Influence francophone : Lever La Barre, le véritable changement ?

L’initiative de l’Association de la Presse Francophone (APF) avait pourtant ses mérites. Pour une première fois, un groupe réussissait à se mobiliser afin de définir « l’Influence « d’un francophone hors-Québec, ce qui n’était déjà pas facile. Des « experts » issus du milieu universitaire et des médias devaient retenir dix candidats pour refléter équitablement le vaste territoire. Un travail ardu, compte tenu de l’état des lieux, ses non-dits, ses défis de financement et les retours d’ascenseurs en cause.

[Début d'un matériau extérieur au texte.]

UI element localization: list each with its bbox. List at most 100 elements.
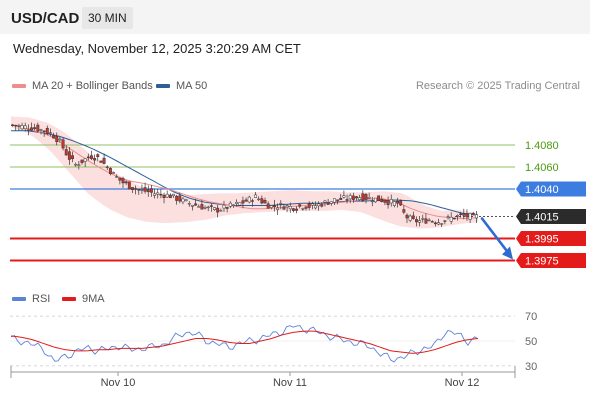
candle — [298, 204, 302, 209]
candle — [48, 128, 52, 137]
candle — [392, 200, 396, 208]
candle — [263, 197, 267, 204]
candle — [190, 204, 194, 211]
candle — [276, 203, 280, 216]
candle — [317, 201, 321, 211]
candle — [137, 188, 141, 195]
level-label-box — [516, 253, 586, 268]
candle — [320, 202, 324, 208]
candle — [351, 192, 355, 203]
candle — [159, 189, 163, 199]
candle — [225, 206, 229, 213]
candle — [23, 122, 27, 132]
rsi-line — [10, 325, 479, 363]
candle — [323, 199, 327, 207]
candle — [418, 216, 422, 227]
candle — [118, 177, 122, 185]
rsi-tick-label: 70 — [525, 311, 537, 323]
candle — [20, 122, 24, 131]
legend-label-9ma: 9MA — [82, 293, 105, 305]
candle — [17, 123, 21, 131]
candle — [156, 188, 160, 199]
candle — [153, 188, 157, 199]
candle — [386, 196, 390, 209]
candle — [282, 203, 286, 210]
candle — [399, 199, 403, 207]
candle — [462, 208, 466, 220]
legend-label-ma20: MA 20 + Bollinger Bands — [32, 80, 153, 92]
symbol-title: USD/CAD — [11, 10, 80, 27]
candle — [146, 185, 150, 197]
candle — [437, 218, 441, 226]
candle — [345, 194, 349, 204]
candle — [411, 211, 415, 220]
candle — [33, 123, 37, 131]
level-label-4: 1.3995 — [516, 231, 586, 246]
candle — [71, 151, 74, 163]
level-label-text: 1.3975 — [525, 256, 559, 268]
candle — [373, 197, 377, 203]
candle — [326, 198, 330, 205]
candle — [446, 214, 450, 220]
candle — [332, 198, 336, 205]
candle — [361, 190, 365, 202]
candle — [235, 199, 239, 207]
candle — [108, 167, 112, 176]
candle — [238, 202, 242, 206]
candle — [364, 193, 368, 204]
timeframe-badge[interactable]: 30 MIN — [82, 7, 133, 29]
candle — [329, 201, 333, 206]
candle — [42, 130, 46, 137]
forecast-arrow-shaft — [480, 217, 510, 254]
candle — [266, 201, 270, 209]
candle — [219, 208, 223, 212]
candle — [178, 192, 182, 204]
legend-ma20-bollinger: MA 20 + Bollinger Bands — [12, 80, 153, 92]
candle — [456, 214, 459, 221]
level-label-0: 1.4080 — [525, 140, 559, 152]
rsi-panel: 70 50 30 — [10, 311, 537, 373]
candle — [254, 191, 257, 198]
candle — [134, 185, 138, 195]
candle — [370, 196, 374, 207]
candle — [383, 199, 387, 206]
candle — [213, 207, 216, 211]
candle — [26, 124, 30, 136]
legend-swatch-ma50 — [156, 84, 170, 89]
candle — [314, 201, 317, 210]
candle — [77, 161, 81, 170]
forecast-arrow-head — [502, 246, 513, 260]
candles — [11, 122, 478, 228]
price-level-labels: 1.4080 1.4060 1.4040 1.4015 1.3995 1.3975 — [516, 140, 586, 268]
timestamp: Wednesday, November 12, 2025 3:20:29 AM … — [13, 41, 301, 56]
candle — [115, 174, 119, 178]
candle — [187, 201, 191, 207]
candle — [80, 159, 84, 165]
candle — [83, 158, 87, 167]
candle — [247, 195, 251, 204]
candle — [402, 205, 406, 215]
x-tick-label: Nov 11 — [273, 377, 307, 389]
candle — [45, 125, 49, 136]
candle — [389, 194, 393, 207]
level-label-text: 1.3995 — [525, 234, 559, 246]
legend-swatch-rsi — [12, 297, 26, 302]
candle — [421, 214, 425, 223]
level-label-text: 1.4015 — [525, 212, 559, 224]
ma50-line — [11, 130, 479, 216]
candle — [162, 192, 166, 204]
candle — [279, 200, 283, 210]
candle — [168, 193, 172, 199]
rsi-ma9-line — [10, 330, 479, 354]
candle — [172, 193, 175, 198]
candle — [228, 201, 232, 209]
legend-swatch-9ma — [62, 297, 76, 302]
candle — [105, 165, 109, 171]
candle — [304, 206, 308, 211]
candle — [273, 199, 276, 212]
candle — [285, 204, 289, 213]
candle — [427, 217, 431, 222]
candle — [74, 162, 78, 167]
price-levels — [10, 144, 515, 262]
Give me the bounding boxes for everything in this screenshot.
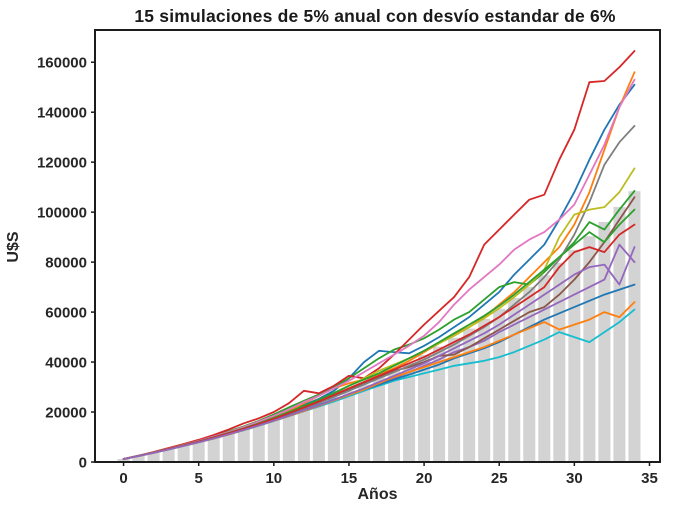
x-tick-label: 20 — [416, 470, 433, 487]
deposit-bar — [613, 206, 626, 462]
deposit-bar — [403, 362, 416, 462]
y-tick-label: 100000 — [37, 205, 87, 222]
y-tick-label: 140000 — [37, 105, 87, 122]
x-tick-label: 15 — [341, 470, 358, 487]
x-tick-label: 25 — [491, 470, 508, 487]
x-axis-label: Años — [357, 486, 398, 503]
deposit-bar — [433, 346, 446, 462]
deposit-bar — [147, 452, 160, 462]
y-tick-label: 80000 — [45, 255, 87, 272]
deposit-bar — [342, 391, 355, 462]
deposit-bar — [192, 441, 205, 462]
deposit-bar — [207, 437, 220, 462]
x-tick-label: 30 — [566, 470, 583, 487]
deposit-bar — [297, 408, 310, 462]
deposit-bar — [117, 459, 130, 462]
deposit-bar — [252, 424, 265, 462]
deposit-bar — [568, 249, 581, 462]
deposit-bar — [177, 445, 190, 462]
y-tick-label: 120000 — [37, 155, 87, 172]
x-tick-label: 10 — [265, 470, 282, 487]
y-axis-label: U$S — [5, 231, 22, 263]
deposit-bar — [222, 433, 235, 462]
deposit-bar — [523, 286, 536, 462]
x-tick-label: 0 — [119, 470, 127, 487]
deposit-bar — [312, 403, 325, 462]
y-tick-label: 60000 — [45, 305, 87, 322]
deposit-bar — [388, 370, 401, 462]
y-tick-label: 160000 — [37, 55, 87, 72]
y-tick-label: 20000 — [45, 405, 87, 422]
deposit-bar — [448, 337, 461, 462]
deposit-bar — [418, 354, 431, 462]
deposit-bar — [583, 236, 596, 462]
deposit-bar — [598, 221, 611, 462]
y-tick-label: 40000 — [45, 355, 87, 372]
deposit-bar — [237, 428, 250, 462]
deposit-bar — [372, 377, 386, 462]
deposit-bar — [162, 449, 175, 462]
deposit-bar — [327, 397, 340, 462]
deposit-bar — [267, 419, 280, 462]
deposit-bar — [357, 384, 370, 462]
deposit-bar — [282, 414, 295, 462]
chart-title: 15 simulaciones de 5% anual con desvío e… — [134, 6, 616, 26]
deposit-bar — [508, 298, 521, 462]
deposit-bar — [628, 191, 641, 462]
simulation-line-sim-15 — [122, 246, 636, 460]
deposit-bar — [493, 308, 506, 462]
deposit-bar — [478, 318, 491, 462]
deposit-bar — [553, 262, 566, 462]
x-tick-label: 35 — [641, 470, 658, 487]
deposit-bar — [132, 455, 145, 462]
simulation-line-sim-4 — [122, 50, 636, 460]
plot-border — [94, 29, 661, 463]
y-tick-label: 0 — [79, 455, 87, 472]
x-tick-label: 5 — [195, 470, 203, 487]
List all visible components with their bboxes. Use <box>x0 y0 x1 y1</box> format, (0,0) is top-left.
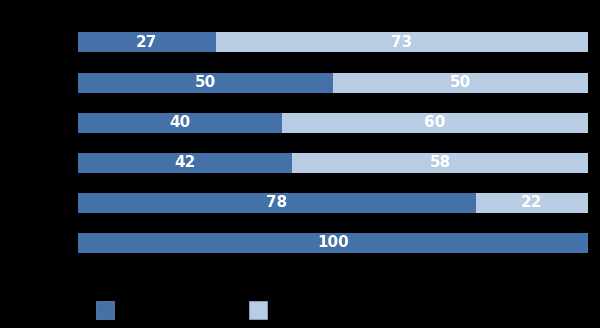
Bar <box>292 153 588 173</box>
Text: 60: 60 <box>424 115 446 130</box>
Text: 100: 100 <box>317 236 349 250</box>
Text: 40: 40 <box>169 115 191 130</box>
Bar <box>78 193 476 213</box>
Bar <box>476 193 588 213</box>
Bar <box>78 72 333 92</box>
Text: 50: 50 <box>195 75 216 90</box>
Text: 42: 42 <box>175 155 196 170</box>
Bar <box>216 32 588 52</box>
Text: 22: 22 <box>521 195 542 210</box>
Bar <box>78 153 292 173</box>
Text: 58: 58 <box>430 155 451 170</box>
Text: 78: 78 <box>266 195 287 210</box>
Bar <box>78 113 282 133</box>
Bar <box>282 113 588 133</box>
Text: 27: 27 <box>136 35 158 50</box>
Bar <box>333 72 588 92</box>
Text: 50: 50 <box>450 75 471 90</box>
Text: 73: 73 <box>391 35 412 50</box>
Bar <box>78 32 216 52</box>
Bar <box>78 233 588 253</box>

Cela alors que la crise perdure dans les médias, l’académia se porte mal et la gouvernance franco sort à peine d’un régime qui l’a meurtrie considérablement.

En outre, les interprétations des cours de justice sont de moins en moins « généreuses », coûtent de plus en plus cher à obtenir et le déclin de l’influence est manifeste, l’argent demeurant le nerf de la guerre partout. L’ère des égoportraits bat dorénavant son plein, accompagné de surenchère et de coups de théâtre pour se différencier parmi la surabondance de contenus. Le cynisme citoyen s’en retrouve « turbochargé ». L’initiative ouvrait néanmoins une porte à des conversations malgré l’apathie citoyenne du « Bâdrez-moi pas, j’ai suffisamment donné ». Rappelons ici que l’APF est une fédération de journaux communautaires du hors-Québec principalement financée par la Fédération des communautés francophones et acadiennes (FCFA), elle-même financée par Patrimoine Canadien. Le défunt journal L’Express du Pacifique en faisait jadis partie.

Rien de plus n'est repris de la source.